Résumé
Les Accords de partenariat volontaire (APV) sont un pilier central du plan d’action sur la gouvernance, le commerce, les réglementations forestières de l’Union européenne (UE) ; ce sont des accords commerciaux que l’UE conclut avec des pays qui exportent du bois et des produits dérivés vers l’UE. Un pays qui a un APV et dispose d’un système d’autorisation opérationnel peut délivrer des autorisations FLEGT pour le bois et les produits dérivés produits légalement. Les APV supposent à juste titre que la lutte contre l’exploitation forestière illégale nécessite d’importantes réformes de gouvernance dans les pays producteurs de bois, sans lesquelles les réglementations ne seront pas efficaces.
A travers les APV, l’UE a adopté une nouvelle approche, dont l’objectif est de provoquer un véritable changement dans la manière dont sont gérées les forêts. Les diverses parties prenantes envisagent les APV sous des angles différents : si c’est la promesse d’échanges commerciaux avec l’UE qui a convaincu les gouvernements et les entreprises forestières de souscrire à l’APV, la société civile a quant à elle décidé de participer au processus suite à l’engagement pris en faveur d’une meilleure gouvernance
forestière et d’une législation forestière plus juste, y compris la reconnaissance des droits des communautés forestières.
La République du Congo a signé un APV avec l’UE en 2010, qui est entré en vigueur en 2013. En signant l’accord, le gouvernement congolais s’est engagé à garantir que l’ensemble de son industrie du bois réponde aux exigences de légalité et de traçabilité du système de vérification de la légalité (SVL).
Le présent rapport propose une évaluation, dix ans après la signature de l’APV, de l’amélioration réelle de la gouvernance des forêts en République du Congo, du point de vue de la société civile. Il vise en outre à dégager les priorités de la société civile congolaise dans les années à venir ainsi que les appuis souhaités de la part des organisations non gouvernementales (ONG) telles que Fern.
La présente évaluation confirme que la gouvernance forestière s’est bel et bien améliorée progressivement au Congo. Les résultats obtenus jusqu’à présent montrent que des changements potentiellement durables se mettent en place. L’APV est un modèle pour la gouvernance participative multipartite, dans le cadre duquel la société civile est pour la première fois reconnue comme un partenaire crédible jouant un rôle clair dans la mise en oeuvre, avec la possibilité d’influencer le processus. La société civile a insisté pour que le pays lance une réforme inclusive de son code forestier, ce qui a permis l’intégration de priorités sociales et liées à la gouvernance dans la version finale du texte, une avancée majeure. Des progrès considérables ont également été réalisés en faveur d’une plus grande transparence dans le secteur forestier, grâce à la mise en oeuvre de l’annexe de l’APV sur la transparence, aux efforts entrepris dans le cadre de douze années d’observation indépendante des
forêts et à la disponibilité d’outils innovants sur la transparence. L’inclusion du secteur forestier dans le cadre de l’Initiative pour la transparence dans les industries extractives (ITIE) a également renforcé la transparence. Grâce au processus APV, les organisations de la société civile ont consolidé leur capacité à influencer et surveiller la mise en oeuvre d’un éventail plus large de politiques et de textes de loi, ce qui a fait de ces organisations des acteurs plus efficaces du changement. L’APV a également mis en lumière les avantages que présentent les systèmes de partage des bénéfices dans le secteur forestier et il a introduit le concept nouveau de foresterie communautaire dans la législation nationale.

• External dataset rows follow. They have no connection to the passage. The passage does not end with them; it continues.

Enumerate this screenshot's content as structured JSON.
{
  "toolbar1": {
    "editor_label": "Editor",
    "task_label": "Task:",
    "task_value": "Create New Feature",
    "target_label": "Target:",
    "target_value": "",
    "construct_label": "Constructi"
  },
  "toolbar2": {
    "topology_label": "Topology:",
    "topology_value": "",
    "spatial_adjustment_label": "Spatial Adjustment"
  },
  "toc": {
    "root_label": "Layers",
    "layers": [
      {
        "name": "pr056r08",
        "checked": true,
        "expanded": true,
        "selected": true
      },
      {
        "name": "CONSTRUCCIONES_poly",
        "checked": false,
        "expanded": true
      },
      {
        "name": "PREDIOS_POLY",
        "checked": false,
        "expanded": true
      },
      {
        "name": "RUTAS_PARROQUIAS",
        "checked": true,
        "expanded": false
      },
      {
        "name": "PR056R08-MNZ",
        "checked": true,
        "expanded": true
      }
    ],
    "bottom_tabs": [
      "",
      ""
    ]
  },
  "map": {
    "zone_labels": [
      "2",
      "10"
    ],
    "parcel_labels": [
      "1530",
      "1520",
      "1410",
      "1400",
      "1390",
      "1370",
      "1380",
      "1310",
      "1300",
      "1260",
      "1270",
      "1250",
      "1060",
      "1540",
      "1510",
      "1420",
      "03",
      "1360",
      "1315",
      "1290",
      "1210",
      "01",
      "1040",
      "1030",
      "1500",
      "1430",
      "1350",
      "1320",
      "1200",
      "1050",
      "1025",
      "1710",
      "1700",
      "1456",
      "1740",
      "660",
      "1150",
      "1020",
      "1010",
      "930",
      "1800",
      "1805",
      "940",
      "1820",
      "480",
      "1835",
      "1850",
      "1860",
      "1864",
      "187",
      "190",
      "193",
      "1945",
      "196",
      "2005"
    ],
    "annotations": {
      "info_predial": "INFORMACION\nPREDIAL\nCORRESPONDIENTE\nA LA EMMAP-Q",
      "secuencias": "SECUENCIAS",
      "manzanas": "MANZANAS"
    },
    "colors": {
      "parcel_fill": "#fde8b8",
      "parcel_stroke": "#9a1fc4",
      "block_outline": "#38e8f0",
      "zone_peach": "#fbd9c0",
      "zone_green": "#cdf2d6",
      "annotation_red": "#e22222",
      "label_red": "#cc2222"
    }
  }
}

Cependant, le processus APV fait face à des défis : des problèmes de gouvernance fondamentaux subsistent et ralentissent les progrès. La corruption est profondément enracinée dans le pays, ce qui entrave les progrès en faveur de davantage de redevabilité. En outre, l’essor des secteurs minier, pétrolier et agro-industriel a un impact important sur les forêts. La coordination est limitée entre les ministères, avec pour conséquences le déboisement illégal, le chevauchement des types de permis
d’exploitation des ressources naturelles et des effets encore plus négatifs sur les communautés locales, ce qui met à mal l’APV. Pour pouvoir tirer parti des progrès réalisés dans le cadre de l’APV et continuer de prendre des mesures durables dans la bonne direction, la société civile doit se montrer plus efficace et renforcer son engagement. Elle doit dépasser ses différends internes et agir de manière plus stratégique. Elle doit en outre demander une application systématique des lois tout en élargissant
son rôle de veille au moyen d’observations indépendantes normalisées, plaider pour la décentralisation du processus APV afin de s’assurer que les populations locales soient véritablement représentées, informées et impliquées, et militer en faveur de la redistribution d’une partie des bénéfices aux communautés à travers une meilleure gestion du fonds de développement local (FDL) et des obligations sociales ainsi que la création de forêts communautaires pilotes.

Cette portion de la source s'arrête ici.